Global markets continued to slide to the downside on, you guessed it, concerns over the economic future of Europe. As well, in-line earnings from MercadoLibre saw one of the darlings of emerging markets drop precipitously.
Public officials across Europe voiced their doubts about whether Greece (GREK, quote) would be able to stay in the Euro. German Finance Minister Wolfgang Schaeuble indicated that Greece’s decision was its own to make. With the surprise results of the far-left Syriza party, Greece’s future in the euro (FXE, quote) remains uncertain. Greece may hold a referendum soon to allow its people decide whether or not to stay in the euro zone. Given Greece’s current untenable situation and recent political results, an exit may appeal to the Greek people. Whether contagion from a Greek exit devastates the European economy is contingent upon the ability of European leaders to insulate potentially problematic economies like Spain (EWP, quote), Portugal, and Italy (EWI, quote).
In this interesting piece, O’Brien wonders if Hollande will be able to have an FDR-esque tenure in office as French President. In order to do so, he’ll have to convince Germany’s Bundesbank and the ECB to change tack, allowing for more more growth and less austerity, even if it means a rate of inflation higher than the mandated 3%. However, while Hollande’s dismissal of orthodox fiscal policy may alleviate pressure on the euro, his 75% tax rate on earnings over €1 million and professed desire to backtrack on labor reform could impair the French economy (EWQ, quote).

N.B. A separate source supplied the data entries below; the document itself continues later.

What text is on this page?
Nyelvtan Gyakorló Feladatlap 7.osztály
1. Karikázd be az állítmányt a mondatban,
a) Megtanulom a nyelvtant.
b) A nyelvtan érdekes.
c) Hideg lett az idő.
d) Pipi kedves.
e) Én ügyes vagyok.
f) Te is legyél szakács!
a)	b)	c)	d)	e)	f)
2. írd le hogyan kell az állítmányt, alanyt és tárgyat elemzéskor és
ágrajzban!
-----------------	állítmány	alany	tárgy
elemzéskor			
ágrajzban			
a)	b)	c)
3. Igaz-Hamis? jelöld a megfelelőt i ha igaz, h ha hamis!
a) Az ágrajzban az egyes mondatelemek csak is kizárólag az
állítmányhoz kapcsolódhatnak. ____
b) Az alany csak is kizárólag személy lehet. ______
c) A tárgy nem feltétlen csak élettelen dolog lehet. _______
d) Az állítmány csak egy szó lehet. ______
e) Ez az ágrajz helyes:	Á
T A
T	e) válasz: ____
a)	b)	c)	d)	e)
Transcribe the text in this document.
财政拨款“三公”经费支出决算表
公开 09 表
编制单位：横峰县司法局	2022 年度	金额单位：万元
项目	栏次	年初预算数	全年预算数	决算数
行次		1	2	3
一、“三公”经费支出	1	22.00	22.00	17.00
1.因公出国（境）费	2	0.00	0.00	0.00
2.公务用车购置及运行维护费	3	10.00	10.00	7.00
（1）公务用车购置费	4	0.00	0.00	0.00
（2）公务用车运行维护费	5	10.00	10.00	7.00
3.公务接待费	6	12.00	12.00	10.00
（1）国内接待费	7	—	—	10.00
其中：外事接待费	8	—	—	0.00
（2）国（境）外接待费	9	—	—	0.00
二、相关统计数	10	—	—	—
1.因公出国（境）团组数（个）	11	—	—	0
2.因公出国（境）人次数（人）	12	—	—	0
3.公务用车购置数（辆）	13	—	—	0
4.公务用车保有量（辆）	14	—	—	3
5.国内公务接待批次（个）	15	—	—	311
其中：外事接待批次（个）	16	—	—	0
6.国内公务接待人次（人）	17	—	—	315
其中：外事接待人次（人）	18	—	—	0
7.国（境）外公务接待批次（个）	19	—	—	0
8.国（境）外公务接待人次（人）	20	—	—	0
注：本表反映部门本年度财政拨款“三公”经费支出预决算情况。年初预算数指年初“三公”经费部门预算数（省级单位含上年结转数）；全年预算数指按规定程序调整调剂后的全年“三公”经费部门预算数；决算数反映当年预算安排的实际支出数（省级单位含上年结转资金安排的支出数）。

Although MercadoLibre (MELI, quote) reported a decent quarter, the stock fell 13% in New York trading today. Earnings per share were in-line with analysts estimates at $0.45 a share, but revenues missed slightly at $83.7 million versus a projected $84.6 million. EPS and revenues for this quarter represent a 36% and 38% increase year-over-year. As well, net margins improved. All in all, it wasn’t a bad quarter from MercadoLibre; however, today’s slight miss has forced traders to reconsider paying such a high multiple for shares in the company.
In a promotional flight attempting to entice emerging market airline operators to embrace Russia’s newest regional jet offering, a Sukhoi SuperJet has been lost somewhere over West Java. In addition to being devastating for friends and family of those on-board, the incident raises serious questions about the Sukhoi SuperJet. Crashes early in the life of an aircraft can have considerable ramifications on the long-term viability of the model; McDonnell-Douglas’s DC-10 sales never recovered from crashes early on in its operation. While this does not bode well for the Sukhoi Superjet, and at the risk of sounding callous, it does reinforce Embraer’s (ERJ, quote) prime position as the provider of regional jets to the emerging world.
The Brazilian real touched a three-year low against the dollar this week after the Brazilian government has actively tried to weaken the currency by lowering interest rates and lowering the mandatory rate paid out by savings accounts in order to make the country’s exports more attractive. While this victory may help Brazilian manufacturers in the short-term, such aggressive policy could have very real inflationary consequences. For Brazil (EWZ, quote), another round of reforms that ameliorate the country’s competitiveness, eliminating government meddling in business, and improve its low investment rate is necessary to ensure that devastating inflation does not accompany a lowering of interest rates. With President Dilma Rousseff in charge, this remains unlikely.